Why Anthropic considers the safeguards essential becomes clear from the ExploitBench of the unconstrained Mythos 5. There the model reaches 78.0% against 40.0% for Opus 4.8 and only 34.0% for GPT-5.5. Therefore, this gap in offensive cyber capabilities explains in hindsight why the provider anchored the automatic fallback in the public version.
Anthropic IPO near the 1-trillion mark as context for investors
The product release falls into a decisive phase: Anthropic confidentially filed a draft S-1 form with the SEC on 1 June 2026. The latest funding round of 65 billion USD valued the company at 965 billion USD, just below the threshold of one trillion. Goldman Sachs, JPMorgan Chase and Morgan Stanley are additionally seen as bookrunners for the listing.
The valuation rests on a steep growth curve. The revenue run rate stood at around 47 billion USD in May 2026 and is expected to cross the 50 billion USD mark by the end of June. For comparison: in July 2025, the run rate was still 4 billion USD. Thus the running revenue has grown more than tenfold in less than a year.
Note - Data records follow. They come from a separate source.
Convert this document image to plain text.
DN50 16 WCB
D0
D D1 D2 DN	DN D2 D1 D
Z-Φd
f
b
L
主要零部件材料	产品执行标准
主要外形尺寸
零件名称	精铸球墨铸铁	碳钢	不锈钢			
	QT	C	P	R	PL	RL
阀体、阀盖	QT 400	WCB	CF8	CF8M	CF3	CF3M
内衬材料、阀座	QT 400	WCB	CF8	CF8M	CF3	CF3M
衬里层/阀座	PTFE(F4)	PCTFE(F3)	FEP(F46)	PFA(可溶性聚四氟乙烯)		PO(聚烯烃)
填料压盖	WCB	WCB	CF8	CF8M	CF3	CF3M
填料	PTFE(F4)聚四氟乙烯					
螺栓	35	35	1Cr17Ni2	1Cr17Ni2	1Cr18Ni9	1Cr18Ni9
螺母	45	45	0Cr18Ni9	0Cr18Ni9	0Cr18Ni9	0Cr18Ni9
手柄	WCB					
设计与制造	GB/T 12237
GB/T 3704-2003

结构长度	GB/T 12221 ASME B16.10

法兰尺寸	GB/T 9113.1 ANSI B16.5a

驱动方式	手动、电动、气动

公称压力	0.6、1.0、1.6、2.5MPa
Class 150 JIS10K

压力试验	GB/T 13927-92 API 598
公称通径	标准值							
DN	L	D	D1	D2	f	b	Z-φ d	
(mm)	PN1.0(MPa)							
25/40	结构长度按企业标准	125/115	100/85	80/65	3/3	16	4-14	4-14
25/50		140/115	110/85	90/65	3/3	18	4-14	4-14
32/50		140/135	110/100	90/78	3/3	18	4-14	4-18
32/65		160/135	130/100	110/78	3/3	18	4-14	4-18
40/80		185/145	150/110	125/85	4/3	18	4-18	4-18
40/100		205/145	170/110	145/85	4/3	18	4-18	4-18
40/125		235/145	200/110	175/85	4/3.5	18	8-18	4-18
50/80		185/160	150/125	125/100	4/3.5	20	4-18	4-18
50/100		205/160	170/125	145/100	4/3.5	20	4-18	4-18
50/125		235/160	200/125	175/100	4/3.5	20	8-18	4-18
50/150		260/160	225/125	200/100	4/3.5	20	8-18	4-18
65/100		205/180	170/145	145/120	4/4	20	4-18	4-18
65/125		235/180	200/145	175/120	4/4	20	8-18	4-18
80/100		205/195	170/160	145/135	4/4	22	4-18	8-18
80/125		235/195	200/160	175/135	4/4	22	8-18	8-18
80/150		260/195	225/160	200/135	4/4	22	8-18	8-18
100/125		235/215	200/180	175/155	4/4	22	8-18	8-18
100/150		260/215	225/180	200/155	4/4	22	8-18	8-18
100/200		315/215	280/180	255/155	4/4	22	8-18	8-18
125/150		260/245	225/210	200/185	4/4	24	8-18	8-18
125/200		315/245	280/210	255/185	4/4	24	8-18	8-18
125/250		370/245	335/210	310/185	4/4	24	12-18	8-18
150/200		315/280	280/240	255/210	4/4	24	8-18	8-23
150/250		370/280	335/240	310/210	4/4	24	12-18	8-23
Notably, the timing relative to its competitor stands out: OpenAI likewise filed confidentially for a listing on 8 June 2026. This parallel IPO wave by the two largest AI providers is seen as a possible signal of sector maturity. For investors, Anthropic's valuation consequently acts as a proxy for the valuation level of the entire AI market, while Fable 5 serves as a product catalyst within the IPO window.